Siamo ai margini della vita in questo lembo del cimitero di Paulstadt, piccola cittadina austriaca di provincia. Un vecchio siede sulla stessa panca, ogni giorno, vicino ad una betulla e ascolta. Non ha bisogno di chiudere gli occhi per immaginare, la vista offuscata dalla miopia, la sua condizione così al limite lo pone in una condizione privilegiata: poter accogliere le voci dei morti che arrivano, spontanee come un fenomeno naturale o forse inventate, mescolate ai ricordi di quando a proferirle erano anime vive, confuse ai loro volti, perché dei volti non rimane nulla, ma rimane molto del resto.
La città dei vivi, messa sullo sfondo come una sensazione, diventa la perfetta dimensione su cui Seethaler fa sorgere la sua piccola Spoon River, una città dei morti popolosa che si fa lacrime negli uccelli sui rami scheletrici degli alberi e si scompatta come una zolla di terra mal rivoltata.
Non è poesia in versi liberi qui, ma prosa raffinata che si destreggia, legandole tra loro a doppio filo, tra ventinove voci diverse, alcune più sincopate, rappresentate solo da una frase, da un’incisione lapidaria come il marmo delle tombe, altre più allungate, distese dentro un tempo che non ha bisogno di definizioni, non più, ma che è diventato chiarissimo, senza bisogno di essere misurato.
La parte più intima dell’esistenza umana Seethaler la fa raccontare ai suoi defunti che non parlano mai della morte, o di cosa sia, ma ricordano di questa vita gli strappi nel cielo da cui erompe una luce accecante, e i buchi profondi in cui si cade prima o poi tutti.
Parlano a noi, trasportate dall’aria, le voci della fioraia dimenticata – ormai morta – in un retro bottega, del reverendo incendiario impazzito di fervore, della centenaria sublimata da essere umano in universo, del bambino problematico capace di eguagliare il vento, di coppie tragiche separate dalla diversità ed infine unite da una familiarità invincibile.
“Il tempo sembrava diventato irrilevante, e insieme troppo prezioso per contenerlo in banali minuti, ore, giorni.[…] Un giorno si svegliò e sollevò la testa. “Chi sei?” mi chiese con voce chiara.
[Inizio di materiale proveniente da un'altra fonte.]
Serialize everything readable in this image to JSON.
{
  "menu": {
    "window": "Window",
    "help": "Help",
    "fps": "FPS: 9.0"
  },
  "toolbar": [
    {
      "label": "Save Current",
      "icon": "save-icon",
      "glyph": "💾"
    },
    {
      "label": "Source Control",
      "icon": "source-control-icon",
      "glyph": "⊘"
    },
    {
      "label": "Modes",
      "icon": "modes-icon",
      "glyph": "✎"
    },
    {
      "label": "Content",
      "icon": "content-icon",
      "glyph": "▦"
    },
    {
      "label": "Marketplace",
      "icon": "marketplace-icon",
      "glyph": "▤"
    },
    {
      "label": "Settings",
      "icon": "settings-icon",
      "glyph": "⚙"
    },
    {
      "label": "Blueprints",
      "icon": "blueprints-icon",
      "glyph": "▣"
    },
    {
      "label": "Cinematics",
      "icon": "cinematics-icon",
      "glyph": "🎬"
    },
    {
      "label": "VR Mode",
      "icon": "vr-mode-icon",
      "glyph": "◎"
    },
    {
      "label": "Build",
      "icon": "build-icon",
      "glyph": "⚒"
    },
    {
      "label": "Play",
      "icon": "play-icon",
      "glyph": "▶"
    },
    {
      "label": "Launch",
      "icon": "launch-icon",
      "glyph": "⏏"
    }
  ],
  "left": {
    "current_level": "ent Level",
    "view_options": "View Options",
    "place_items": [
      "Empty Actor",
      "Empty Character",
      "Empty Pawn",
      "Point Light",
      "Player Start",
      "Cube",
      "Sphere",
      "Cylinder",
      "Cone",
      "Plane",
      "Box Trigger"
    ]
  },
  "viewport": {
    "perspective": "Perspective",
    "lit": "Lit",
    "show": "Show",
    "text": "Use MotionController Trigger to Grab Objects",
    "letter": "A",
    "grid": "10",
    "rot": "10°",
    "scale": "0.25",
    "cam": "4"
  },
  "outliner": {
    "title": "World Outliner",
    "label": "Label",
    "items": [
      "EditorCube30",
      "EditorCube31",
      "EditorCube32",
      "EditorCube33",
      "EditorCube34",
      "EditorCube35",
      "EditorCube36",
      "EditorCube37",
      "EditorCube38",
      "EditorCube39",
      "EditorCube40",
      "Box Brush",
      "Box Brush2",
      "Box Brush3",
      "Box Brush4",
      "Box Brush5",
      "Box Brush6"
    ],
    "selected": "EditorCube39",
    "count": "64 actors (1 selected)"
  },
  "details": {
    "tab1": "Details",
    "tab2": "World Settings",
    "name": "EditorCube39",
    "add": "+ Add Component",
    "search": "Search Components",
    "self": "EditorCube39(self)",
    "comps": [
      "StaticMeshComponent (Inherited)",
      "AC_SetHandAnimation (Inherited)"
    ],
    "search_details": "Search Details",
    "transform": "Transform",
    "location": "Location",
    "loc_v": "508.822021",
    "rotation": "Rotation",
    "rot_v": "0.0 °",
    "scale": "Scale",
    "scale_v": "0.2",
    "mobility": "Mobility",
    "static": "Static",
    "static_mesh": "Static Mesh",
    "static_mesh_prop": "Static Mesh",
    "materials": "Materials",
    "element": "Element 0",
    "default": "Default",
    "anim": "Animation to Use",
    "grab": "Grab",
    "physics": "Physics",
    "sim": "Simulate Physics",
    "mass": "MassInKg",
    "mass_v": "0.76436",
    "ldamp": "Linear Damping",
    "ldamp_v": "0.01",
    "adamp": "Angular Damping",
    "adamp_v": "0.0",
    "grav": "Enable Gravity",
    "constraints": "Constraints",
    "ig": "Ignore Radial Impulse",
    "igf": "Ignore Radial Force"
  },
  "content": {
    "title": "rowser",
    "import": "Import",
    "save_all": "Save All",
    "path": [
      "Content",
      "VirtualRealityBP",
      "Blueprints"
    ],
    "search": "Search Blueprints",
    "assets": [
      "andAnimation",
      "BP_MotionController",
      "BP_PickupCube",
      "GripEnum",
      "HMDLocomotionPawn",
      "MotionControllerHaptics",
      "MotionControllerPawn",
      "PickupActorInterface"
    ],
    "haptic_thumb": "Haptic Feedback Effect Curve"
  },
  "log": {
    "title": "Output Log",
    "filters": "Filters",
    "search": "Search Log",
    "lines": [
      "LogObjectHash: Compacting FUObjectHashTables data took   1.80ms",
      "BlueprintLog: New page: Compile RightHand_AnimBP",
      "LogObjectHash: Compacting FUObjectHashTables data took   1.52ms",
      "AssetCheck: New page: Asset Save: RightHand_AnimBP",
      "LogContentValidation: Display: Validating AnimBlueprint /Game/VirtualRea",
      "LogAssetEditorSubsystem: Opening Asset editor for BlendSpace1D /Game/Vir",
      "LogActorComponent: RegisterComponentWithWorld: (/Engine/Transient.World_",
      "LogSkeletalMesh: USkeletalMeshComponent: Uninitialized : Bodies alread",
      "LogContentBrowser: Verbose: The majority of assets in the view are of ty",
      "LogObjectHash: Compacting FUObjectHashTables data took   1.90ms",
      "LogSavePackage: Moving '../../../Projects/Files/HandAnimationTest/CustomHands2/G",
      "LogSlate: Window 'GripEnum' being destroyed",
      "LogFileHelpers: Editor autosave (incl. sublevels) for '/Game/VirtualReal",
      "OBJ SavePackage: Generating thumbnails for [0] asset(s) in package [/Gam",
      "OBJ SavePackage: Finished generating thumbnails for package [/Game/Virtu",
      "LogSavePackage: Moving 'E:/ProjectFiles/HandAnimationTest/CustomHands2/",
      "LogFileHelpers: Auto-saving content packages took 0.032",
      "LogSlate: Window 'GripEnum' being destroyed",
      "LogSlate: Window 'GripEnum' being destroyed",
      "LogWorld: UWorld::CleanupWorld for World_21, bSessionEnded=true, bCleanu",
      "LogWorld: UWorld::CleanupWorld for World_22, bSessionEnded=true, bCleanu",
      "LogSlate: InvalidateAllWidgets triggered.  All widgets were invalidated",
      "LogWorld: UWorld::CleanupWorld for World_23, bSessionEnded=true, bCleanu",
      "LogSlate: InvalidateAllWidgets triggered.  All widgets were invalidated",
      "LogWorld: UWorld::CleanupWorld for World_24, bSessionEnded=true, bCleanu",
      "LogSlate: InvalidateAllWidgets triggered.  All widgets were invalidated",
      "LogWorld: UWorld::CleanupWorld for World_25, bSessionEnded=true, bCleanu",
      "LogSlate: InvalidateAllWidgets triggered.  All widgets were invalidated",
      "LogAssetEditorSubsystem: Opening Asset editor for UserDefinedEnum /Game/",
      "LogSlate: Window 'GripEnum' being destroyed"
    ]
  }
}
La fissai. Mi pareva una domanda mostruosa. “Non lo so” risposi”
La vita è stata un sogno, disperato, scosso, contenuto in qualcos’altro, oppure è stata tutta attimi, ricordi, istantanea di una bellezza definibile solo a distanza.
Secondo lui soltanto a quel modo, con le spalle al mondo, in tutta calma e senza distrazioni, era possibile pensare un pensiero fino in fondo”
Di questo parlano le anime che riescono a trovare una voce in mezzo alle radici, alla terra, al giorno dimenticato: di quel che sono state e di quel che sono ancora.
“Io sono Henriette. Solo Henriette. Il cognome l’ho dato via. Col tempo si dà via tutto. Vogliamo stringerci la mano?”